Hoorah!

Our task is to build a crowd, a cheery room full of people clapping and making a noise. This is an example that is about microstructure, about creating shaping functions on very small and big scales. We will also go into a little more depth exploring some different types/classes of parametric relationships. I'm also going to introduce more of the concept of a sounds texture which leads us into granular synthesis.

Granular synthesis is sound synthesis using lots of little pieces of sound to make another larger, longer and different one. We could make a trumpet by scattering thousands of tiny grains of trumpet-like pieces over a period of time so that the mixture of them becomes a great trumpet sound. Working out the type, flavour and sequence of all the grains can become complicated hard work, so we like to use analysis tools to help sift and prepare the grains for more advanced compositions. But you do not need to appreciate the real theory and often complicated practices behind granular synthesis to start using it practically in simple ways. Merely understanding the methodology of creating sounds from many tiny fragments is enough to get started. Using this attitude to sound creation a designer can produce sounds using quite basic grain-like generators and see what happens when layers of different textures are blended and faded. A cool thing about a granular approach is the possibilty of making interesting shifts and changes that depart vastly from a physical basis. In other words it's great for unworldly noises, morphologies and imaginitive sounds.

Applause

A microstructure is a small detail or feature that comes up in the big overall pattern. Our unit of scale is a single person who can clap their hands or whistle or yell. Some sounds are fractal in nature because their small scale structure resembles their structure on a bigger scale, but other sounds are composed of distint layers of detail and this is more the case here. Structure can be on so many levels each with their own variables, but in a sound like a room full of clapping people its a phenomenon with a lot of (statistically speaking) constants. The room doesn't change size, the people stand still, they clap at an individual rate not in unison (unless they're being rude in some culture, but it's not universal by any means because it's okay to do that in Spain or Mexico or to clap in unison to build up an invitation.) Let us invent a hypothetical parameter called intensity which captures everything needed, the vigour and loudness of each person clapping in a grand ensemble.

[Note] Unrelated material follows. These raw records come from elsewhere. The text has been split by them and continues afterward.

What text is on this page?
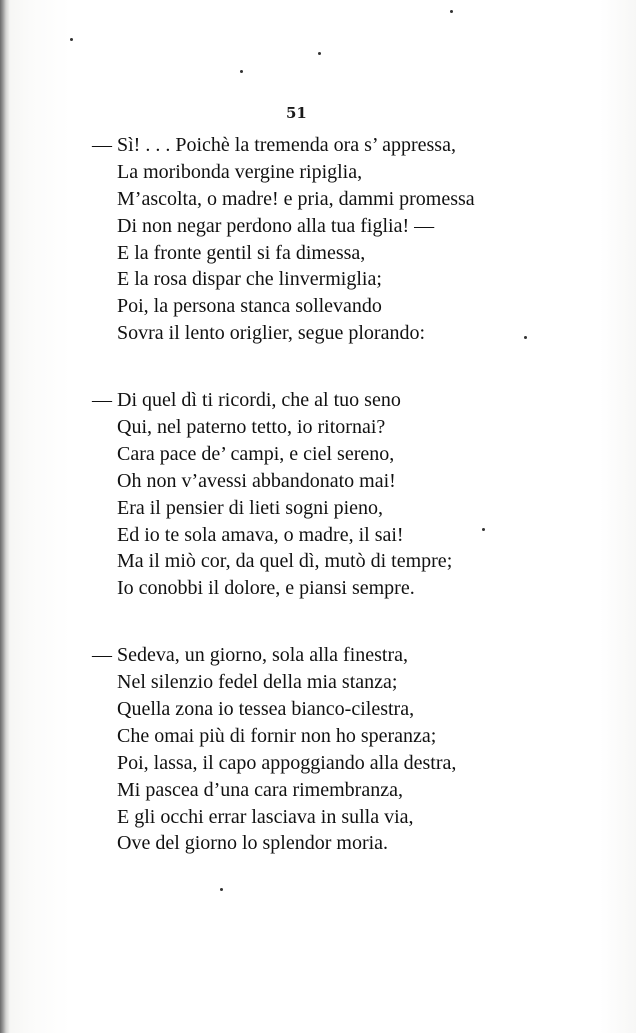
51
— Sì! . . . Poichè la tremenda ora s’ appressa,
La moribonda vergine ripiglia,
M’ascolta, o madre! e pria, dammi promessa
Di non negar perdono alla tua figlia! —
E la fronte gentil si fa dimessa,
E la rosa dispar che linvermiglia;
Poi, la persona stanca sollevando
Sovra il lento origlier, segue plorando:
— Di quel dì ti ricordi, che al tuo seno
Qui, nel paterno tetto, io ritornai?
Cara pace de’ campi, e ciel sereno,
Oh non v’avessi abbandonato mai!
Era il pensier di lieti sogni pieno,
Ed io te sola amava, o madre, il sai!
Ma il miò cor, da quel dì, mutò di tempre;
Io conobbi il dolore, e piansi sempre.
— Sedeva, un giorno, sola alla finestra,
Nel silenzio fedel della mia stanza;
Quella zona io tessea bianco-cilestra,
Che omai più di fornir non ho speranza;
Poi, lassa, il capo appoggiando alla destra,
Mi pascea d’una cara rimembranza,
E gli occhi errar lasciava in sulla via,
Ove del giorno lo splendor moria.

Each clap itself is shory burst of energy around a narrow resonance, determined in several ways including, the size of hands, force with which they are brought together and shape of the hands (flat, cupped, palm to palm). At some point we cross from hearing individual claps in the first seconds to perceiving a solid wall of noise. Where does that point lie? It comes party at a point where the envelopes of each event overlap one another by some critical degree, and is partly determined by two absolute numbers of about 20ms and 100ms. Events smaller than 20ms are atoms, we can't distinguish any time detail smaller than that with our ears, we just hear clicks of various colours. At around 100ms we start to stream events automatically into the same channel, ascribing them to one common source or extent and losing focus on the parts in favour of a bigger picture. This is the first barrier of granular/texture synthesis we are going to cross. In the chapter on parameterisation and level of detail we will revisit this very important theory. For now let's stick with making single events and trying to put them in a random ensemble.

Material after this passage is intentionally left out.